I think they should give users the option to let users choose what kind of system they want. I think many would prefer a more robust multiple devices system where we could login to many more devices than just the few that they currently allow.

Also, Maybe when you attempt to sign in, and you're already signed in to a primary device, they could warn you that you're going to lose the data that's not backed up on your existing primary device.

Another thought is 2 primary devices. It's good we can link a few devices to our 1 primary device, and I can understand some security benefits of not just allowing *unlimited* primary devices. However, I think *2* primary devices could be a good happy medium that still balances functionality with security. This way, we could login to *1* extra device *without* having to *link it* to the *1* primary device. This would give us 2 primary devices, with 4 linked means 8 devices total, I think is good. Still not unlimited for better security, but one extra primary device would enhance functionality/accessibility.

I think the ability to signup with email and password is good. Better multiple device support. Editable usernames so we don't have to share our phone number. There's so much spam out there today, we should be able to converse with people without sharing our phone number. The edit button needs to be expanded to allow editing forever. It's the principle of the matter. All other major chat platforms have it. The linked devices function is too limited and needs to allow more devices. Backup and storage should be available on the WhatsApp cloud/server instead of requiring backup and restore everytime.
 
Nope. On the server. If you follow a couple of links from the original article to see the description of "Private Processing".
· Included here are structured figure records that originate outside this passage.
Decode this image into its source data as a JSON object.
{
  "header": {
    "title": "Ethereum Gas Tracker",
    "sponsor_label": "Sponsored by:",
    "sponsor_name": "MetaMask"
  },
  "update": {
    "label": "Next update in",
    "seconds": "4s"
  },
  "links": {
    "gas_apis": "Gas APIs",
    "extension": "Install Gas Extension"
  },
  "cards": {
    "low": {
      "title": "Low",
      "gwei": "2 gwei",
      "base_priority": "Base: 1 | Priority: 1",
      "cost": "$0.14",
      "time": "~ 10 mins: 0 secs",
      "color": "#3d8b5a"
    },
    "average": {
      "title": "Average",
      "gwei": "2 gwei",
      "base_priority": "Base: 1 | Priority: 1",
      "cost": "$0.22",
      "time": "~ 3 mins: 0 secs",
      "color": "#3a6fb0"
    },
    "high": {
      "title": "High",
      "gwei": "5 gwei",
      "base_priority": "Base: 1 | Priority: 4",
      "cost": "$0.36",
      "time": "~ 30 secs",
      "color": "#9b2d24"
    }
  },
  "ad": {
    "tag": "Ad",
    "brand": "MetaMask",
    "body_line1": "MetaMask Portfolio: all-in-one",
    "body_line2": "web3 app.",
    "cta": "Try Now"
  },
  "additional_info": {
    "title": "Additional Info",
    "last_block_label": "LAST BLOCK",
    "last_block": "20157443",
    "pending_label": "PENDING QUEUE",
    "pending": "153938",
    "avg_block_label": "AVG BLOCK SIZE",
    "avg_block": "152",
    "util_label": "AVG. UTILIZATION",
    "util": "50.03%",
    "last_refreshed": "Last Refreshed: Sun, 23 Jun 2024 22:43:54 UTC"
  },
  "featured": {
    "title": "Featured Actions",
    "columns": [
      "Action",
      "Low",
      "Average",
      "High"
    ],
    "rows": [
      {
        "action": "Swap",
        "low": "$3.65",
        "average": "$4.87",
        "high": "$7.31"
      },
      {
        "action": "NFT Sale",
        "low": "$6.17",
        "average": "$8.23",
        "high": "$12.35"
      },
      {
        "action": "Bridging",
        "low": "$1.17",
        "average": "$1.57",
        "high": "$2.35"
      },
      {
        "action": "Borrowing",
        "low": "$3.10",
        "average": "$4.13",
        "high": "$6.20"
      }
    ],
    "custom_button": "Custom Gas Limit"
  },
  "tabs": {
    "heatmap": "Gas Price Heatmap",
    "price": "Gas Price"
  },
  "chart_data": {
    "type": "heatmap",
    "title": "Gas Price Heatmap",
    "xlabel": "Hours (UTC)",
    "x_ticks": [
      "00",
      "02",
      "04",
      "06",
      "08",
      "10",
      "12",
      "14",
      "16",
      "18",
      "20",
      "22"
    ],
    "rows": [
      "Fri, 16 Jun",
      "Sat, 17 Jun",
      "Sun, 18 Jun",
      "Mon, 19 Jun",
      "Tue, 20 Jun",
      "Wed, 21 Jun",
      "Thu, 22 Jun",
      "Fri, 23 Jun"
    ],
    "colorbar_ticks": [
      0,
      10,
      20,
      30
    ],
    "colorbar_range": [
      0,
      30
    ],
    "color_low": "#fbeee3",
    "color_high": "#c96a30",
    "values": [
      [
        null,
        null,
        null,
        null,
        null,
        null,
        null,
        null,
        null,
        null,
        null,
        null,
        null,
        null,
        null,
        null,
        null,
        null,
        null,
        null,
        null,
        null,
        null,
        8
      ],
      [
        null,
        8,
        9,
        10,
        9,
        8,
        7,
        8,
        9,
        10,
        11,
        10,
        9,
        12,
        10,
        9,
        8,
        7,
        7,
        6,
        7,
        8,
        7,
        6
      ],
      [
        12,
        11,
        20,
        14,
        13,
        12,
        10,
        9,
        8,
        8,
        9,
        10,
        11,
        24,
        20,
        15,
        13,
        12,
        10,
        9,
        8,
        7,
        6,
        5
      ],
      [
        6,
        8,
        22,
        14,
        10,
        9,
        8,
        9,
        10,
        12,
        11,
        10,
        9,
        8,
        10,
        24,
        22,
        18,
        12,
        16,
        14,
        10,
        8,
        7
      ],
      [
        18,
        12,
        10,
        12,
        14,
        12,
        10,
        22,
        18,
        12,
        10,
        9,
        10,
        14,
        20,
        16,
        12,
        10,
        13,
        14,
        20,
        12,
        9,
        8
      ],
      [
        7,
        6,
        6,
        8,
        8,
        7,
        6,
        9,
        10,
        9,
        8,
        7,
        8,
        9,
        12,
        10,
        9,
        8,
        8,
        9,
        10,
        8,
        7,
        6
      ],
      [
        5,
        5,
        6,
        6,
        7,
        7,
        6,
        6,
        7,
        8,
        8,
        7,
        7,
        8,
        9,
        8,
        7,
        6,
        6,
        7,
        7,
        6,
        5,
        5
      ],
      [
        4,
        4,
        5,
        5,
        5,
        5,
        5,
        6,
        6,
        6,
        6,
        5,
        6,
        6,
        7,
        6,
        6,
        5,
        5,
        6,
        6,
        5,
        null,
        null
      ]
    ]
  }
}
Thanks, that does seem fairly questionable. They of course claim that no one would ever have access to this and I'm in no position to really assess their technical papers, but decrypting server-side would give me pause nonetheless.
 
Thanks, that does seem fairly questionable. They of course claim that no one would ever have access to this and I'm in no position to really assess their technical papers, but decrypting server-side would give me pause nonetheless.
You don't need a technical assessment and don't really need to read past the bit that says the summary-generating takes place on their servers - their protocols may be very, very secure indeed, but if any software hosted by Meta can access the text of your messages then it is not as secure as end-to-end encryption.